Asian Development Bank in its outlook for the financial year 2020-21 said that India's economic growth is likely to slow down to 4% this fiscal on the back of the current global health emergency.
Growth in India will remain subdued after the country suffered a sharp slowdown last year, from 6.1% in fiscal 2019 to 5%, as a credit crunch that originated in the non-banking financial sector severely hampered bank lending, the Manila-based lender said.
"We face extraordinarily challenging times. The outbreak of coronavirus (COVID-19) is disrupting people’s lives and interrupting business and other economic activities around the world," said Masatsugu Asakawa, President of Asian Development Bank.
Noting that COVID-19 has not yet spread extensively in India, ADB said measures to contain the virus and a weaker global environment will whip up headwinds, offsetting support from corporate and personal income tax cuts as well as financial sector reforms which are meant to revive credit flows.
In its Asian Development Outlook (ADO) 2020 the lender said, "Gross domestic product (GDP) growth in India is forecast to slow further to 4% in FY21 before strengthening to 6.2% in the next fiscal."

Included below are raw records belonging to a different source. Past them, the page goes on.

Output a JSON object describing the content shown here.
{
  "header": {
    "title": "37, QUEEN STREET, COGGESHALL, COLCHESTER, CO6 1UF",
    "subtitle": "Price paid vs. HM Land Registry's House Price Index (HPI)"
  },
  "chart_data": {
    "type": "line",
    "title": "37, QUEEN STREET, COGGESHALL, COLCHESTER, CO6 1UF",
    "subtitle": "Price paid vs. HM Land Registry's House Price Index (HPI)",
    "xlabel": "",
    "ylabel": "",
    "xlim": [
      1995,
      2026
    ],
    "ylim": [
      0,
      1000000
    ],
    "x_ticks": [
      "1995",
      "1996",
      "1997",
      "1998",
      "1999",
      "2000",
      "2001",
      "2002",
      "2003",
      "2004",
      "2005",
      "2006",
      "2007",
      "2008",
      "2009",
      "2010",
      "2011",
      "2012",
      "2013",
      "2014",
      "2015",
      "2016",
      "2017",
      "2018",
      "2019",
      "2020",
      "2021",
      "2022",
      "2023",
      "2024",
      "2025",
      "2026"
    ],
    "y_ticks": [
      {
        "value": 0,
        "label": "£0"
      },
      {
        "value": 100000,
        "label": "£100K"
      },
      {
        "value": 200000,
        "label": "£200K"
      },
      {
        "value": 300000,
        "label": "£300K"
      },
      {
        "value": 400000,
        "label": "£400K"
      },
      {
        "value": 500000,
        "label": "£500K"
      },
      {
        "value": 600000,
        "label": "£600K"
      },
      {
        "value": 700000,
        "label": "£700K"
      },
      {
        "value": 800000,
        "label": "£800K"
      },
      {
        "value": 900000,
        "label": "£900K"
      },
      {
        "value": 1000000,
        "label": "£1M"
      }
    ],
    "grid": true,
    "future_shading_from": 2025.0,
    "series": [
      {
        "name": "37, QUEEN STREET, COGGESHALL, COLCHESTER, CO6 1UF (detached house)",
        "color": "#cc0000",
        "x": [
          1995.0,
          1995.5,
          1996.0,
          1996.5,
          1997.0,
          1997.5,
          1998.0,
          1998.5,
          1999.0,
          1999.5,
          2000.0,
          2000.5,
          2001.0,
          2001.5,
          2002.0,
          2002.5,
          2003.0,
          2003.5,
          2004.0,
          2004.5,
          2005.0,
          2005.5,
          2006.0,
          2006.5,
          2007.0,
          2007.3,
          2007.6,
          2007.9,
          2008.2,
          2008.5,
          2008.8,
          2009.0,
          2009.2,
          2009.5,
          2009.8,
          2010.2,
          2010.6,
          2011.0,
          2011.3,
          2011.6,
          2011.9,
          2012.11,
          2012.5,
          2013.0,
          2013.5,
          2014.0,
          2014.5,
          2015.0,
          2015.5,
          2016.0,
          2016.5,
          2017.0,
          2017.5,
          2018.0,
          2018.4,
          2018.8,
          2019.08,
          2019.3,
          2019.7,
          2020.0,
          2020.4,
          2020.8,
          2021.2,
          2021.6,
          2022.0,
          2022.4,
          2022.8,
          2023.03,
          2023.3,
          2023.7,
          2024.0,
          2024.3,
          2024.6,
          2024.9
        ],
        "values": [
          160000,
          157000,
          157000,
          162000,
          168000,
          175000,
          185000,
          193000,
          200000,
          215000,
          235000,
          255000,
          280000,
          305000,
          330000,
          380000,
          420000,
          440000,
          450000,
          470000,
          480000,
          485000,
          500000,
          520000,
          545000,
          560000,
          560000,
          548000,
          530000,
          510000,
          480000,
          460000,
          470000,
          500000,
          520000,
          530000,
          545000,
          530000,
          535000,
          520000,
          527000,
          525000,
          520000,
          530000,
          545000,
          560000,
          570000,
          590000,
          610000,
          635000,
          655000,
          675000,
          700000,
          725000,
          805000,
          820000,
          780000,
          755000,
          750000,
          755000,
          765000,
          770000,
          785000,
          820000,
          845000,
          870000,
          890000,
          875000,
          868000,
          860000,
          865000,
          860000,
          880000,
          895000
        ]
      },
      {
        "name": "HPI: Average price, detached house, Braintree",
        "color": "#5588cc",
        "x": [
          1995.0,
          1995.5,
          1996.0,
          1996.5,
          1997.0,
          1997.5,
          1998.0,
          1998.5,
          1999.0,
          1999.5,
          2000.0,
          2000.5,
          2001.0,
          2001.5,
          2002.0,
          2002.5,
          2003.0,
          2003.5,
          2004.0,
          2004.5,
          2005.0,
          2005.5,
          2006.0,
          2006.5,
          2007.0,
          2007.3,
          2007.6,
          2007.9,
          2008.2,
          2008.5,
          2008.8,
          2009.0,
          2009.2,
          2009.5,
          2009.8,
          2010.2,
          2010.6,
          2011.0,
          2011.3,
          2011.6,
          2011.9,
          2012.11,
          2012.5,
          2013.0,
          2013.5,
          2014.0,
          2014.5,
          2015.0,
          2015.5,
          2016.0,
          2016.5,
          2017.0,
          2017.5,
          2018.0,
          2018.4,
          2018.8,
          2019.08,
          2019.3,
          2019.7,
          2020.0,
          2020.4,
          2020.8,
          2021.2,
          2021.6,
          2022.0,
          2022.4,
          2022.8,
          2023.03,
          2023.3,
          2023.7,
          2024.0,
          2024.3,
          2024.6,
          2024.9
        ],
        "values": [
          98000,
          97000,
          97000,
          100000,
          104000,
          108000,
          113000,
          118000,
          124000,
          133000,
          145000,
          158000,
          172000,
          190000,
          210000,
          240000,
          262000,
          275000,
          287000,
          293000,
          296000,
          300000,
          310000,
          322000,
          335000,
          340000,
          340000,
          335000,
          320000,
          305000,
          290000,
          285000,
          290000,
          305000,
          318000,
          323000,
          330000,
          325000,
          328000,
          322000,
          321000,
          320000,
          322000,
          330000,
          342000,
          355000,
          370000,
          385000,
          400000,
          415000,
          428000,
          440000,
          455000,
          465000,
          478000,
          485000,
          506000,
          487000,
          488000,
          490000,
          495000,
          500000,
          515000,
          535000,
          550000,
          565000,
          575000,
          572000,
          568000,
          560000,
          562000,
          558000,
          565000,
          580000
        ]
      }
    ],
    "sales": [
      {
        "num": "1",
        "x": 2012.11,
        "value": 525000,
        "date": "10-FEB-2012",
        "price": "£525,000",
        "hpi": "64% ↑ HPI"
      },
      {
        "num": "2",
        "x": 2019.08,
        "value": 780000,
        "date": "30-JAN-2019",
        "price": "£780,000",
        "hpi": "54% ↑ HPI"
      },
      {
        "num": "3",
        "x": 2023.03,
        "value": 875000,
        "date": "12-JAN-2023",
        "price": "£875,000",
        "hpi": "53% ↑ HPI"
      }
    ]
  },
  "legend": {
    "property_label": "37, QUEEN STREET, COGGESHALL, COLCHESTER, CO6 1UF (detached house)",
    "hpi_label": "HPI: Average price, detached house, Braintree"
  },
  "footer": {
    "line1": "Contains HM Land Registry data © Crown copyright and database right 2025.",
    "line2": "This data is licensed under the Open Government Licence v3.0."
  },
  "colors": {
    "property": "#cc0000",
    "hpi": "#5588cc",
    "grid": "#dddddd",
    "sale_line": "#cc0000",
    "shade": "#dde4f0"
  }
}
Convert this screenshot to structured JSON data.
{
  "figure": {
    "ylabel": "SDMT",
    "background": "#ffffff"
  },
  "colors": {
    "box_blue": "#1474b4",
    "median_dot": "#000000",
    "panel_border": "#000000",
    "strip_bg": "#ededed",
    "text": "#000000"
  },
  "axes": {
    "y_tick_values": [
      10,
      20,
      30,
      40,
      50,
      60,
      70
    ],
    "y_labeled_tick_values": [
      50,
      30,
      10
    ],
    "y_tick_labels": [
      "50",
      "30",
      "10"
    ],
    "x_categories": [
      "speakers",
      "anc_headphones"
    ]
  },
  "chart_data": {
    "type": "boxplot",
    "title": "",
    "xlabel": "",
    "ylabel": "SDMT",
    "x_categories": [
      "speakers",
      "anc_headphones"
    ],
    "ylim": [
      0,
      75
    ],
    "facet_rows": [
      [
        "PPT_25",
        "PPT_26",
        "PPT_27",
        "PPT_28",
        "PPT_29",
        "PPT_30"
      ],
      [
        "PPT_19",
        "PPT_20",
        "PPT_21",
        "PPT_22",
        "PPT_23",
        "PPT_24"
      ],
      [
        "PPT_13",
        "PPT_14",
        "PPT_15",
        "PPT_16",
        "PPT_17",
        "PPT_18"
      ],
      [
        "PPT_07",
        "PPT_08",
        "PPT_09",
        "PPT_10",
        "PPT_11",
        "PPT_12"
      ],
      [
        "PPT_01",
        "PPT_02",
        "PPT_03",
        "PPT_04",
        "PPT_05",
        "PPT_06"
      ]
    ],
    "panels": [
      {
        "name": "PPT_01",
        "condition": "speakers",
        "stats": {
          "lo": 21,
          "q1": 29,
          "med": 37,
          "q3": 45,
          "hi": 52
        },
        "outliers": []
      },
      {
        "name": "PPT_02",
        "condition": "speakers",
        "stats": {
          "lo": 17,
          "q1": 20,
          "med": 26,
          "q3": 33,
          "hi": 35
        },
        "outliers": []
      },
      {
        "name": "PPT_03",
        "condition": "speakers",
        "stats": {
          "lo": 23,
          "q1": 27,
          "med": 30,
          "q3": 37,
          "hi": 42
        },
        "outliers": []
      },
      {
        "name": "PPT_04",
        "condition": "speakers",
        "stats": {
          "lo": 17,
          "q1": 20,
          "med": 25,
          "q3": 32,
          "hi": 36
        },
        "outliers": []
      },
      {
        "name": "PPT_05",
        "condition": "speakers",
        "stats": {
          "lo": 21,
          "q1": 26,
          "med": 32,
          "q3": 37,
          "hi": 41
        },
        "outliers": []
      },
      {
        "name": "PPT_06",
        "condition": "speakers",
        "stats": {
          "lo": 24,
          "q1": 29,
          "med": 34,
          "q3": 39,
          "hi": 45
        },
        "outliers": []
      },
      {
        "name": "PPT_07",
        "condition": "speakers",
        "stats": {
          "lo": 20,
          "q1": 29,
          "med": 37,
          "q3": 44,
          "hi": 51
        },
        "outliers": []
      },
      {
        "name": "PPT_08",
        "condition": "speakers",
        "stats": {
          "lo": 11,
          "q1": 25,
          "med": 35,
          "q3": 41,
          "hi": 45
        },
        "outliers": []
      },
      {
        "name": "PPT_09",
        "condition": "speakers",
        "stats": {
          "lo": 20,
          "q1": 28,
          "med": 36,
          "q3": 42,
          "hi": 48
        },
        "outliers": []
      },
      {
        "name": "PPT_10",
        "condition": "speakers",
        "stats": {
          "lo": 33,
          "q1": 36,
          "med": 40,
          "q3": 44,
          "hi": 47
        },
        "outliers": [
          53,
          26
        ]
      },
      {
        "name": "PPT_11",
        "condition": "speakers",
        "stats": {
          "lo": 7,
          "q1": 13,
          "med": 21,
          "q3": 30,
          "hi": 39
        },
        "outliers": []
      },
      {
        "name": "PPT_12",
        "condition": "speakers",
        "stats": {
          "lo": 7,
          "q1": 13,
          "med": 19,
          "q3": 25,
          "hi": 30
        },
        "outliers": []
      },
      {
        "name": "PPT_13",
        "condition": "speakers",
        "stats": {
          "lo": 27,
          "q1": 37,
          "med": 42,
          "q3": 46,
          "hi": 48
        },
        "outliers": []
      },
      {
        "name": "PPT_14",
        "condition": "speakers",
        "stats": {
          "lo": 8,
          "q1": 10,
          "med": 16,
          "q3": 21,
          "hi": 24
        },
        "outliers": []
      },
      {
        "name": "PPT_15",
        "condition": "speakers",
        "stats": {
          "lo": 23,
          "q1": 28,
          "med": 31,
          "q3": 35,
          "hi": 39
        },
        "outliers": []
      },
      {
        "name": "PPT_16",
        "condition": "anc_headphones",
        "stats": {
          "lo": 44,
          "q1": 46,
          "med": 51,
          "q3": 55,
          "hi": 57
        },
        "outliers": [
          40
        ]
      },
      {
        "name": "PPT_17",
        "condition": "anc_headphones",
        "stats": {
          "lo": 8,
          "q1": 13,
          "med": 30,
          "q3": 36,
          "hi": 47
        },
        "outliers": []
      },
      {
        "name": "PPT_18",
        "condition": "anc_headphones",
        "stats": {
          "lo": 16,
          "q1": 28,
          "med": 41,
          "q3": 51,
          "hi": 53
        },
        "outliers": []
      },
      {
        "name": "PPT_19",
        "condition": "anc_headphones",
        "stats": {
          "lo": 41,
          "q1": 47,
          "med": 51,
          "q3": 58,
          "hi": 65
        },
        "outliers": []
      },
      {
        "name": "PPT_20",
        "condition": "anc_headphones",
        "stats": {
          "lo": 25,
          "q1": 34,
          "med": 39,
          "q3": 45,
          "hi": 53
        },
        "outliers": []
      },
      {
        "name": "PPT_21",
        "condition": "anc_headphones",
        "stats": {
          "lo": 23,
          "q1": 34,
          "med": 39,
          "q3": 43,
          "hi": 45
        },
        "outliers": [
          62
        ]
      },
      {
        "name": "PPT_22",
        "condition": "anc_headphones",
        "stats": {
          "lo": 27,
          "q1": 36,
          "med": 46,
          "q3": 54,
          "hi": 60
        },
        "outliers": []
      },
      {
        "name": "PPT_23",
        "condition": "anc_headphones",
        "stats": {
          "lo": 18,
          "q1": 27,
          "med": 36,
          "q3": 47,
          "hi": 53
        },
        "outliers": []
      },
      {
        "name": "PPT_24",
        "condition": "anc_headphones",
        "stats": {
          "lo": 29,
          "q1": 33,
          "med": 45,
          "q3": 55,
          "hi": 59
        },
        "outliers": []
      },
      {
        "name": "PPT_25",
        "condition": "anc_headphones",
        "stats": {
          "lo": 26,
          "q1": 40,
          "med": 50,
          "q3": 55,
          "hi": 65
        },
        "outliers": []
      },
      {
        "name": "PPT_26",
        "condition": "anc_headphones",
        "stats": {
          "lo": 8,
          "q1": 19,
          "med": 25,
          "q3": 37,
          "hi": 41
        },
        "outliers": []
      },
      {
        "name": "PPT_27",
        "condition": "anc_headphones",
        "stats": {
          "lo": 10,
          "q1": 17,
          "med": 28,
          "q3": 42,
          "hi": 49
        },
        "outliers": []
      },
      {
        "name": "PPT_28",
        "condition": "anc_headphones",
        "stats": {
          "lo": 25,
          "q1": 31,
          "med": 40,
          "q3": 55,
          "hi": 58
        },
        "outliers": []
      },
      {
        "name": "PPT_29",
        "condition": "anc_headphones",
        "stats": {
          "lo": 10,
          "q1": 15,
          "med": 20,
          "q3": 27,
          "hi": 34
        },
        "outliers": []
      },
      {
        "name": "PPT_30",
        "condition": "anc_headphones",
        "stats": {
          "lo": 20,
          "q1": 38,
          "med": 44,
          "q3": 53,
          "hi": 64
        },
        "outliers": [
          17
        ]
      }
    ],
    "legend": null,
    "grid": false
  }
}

On March 27, influential Moody's Investors Service had slashed India's 2020 GDP growth projection from its earlier forecast of 5.3% to 2.5% amid the global Coronavirus pandemic.
“The governments of India (Baa2 negative) and South Africa (Baa3 negative) have announced 21-day lockdowns. We expect these measures to dampen economic growth in both countries this year. For India, we are now projecting growth rates of 2.5% in 2020 followed by 5.8% next year," Moody’s said in its Global Macro Outlook.
It expects the G-20 Economies to experience a shock in the first half of the year, which will have an effect on the rest of the year before the country will rebound in 2021. Moody's has also pegged Coronavirus source China's 2020 GDP growth to 3.3% in 2020 and forecasted it to grow at 6% in 2021, backed by consumer demand growth.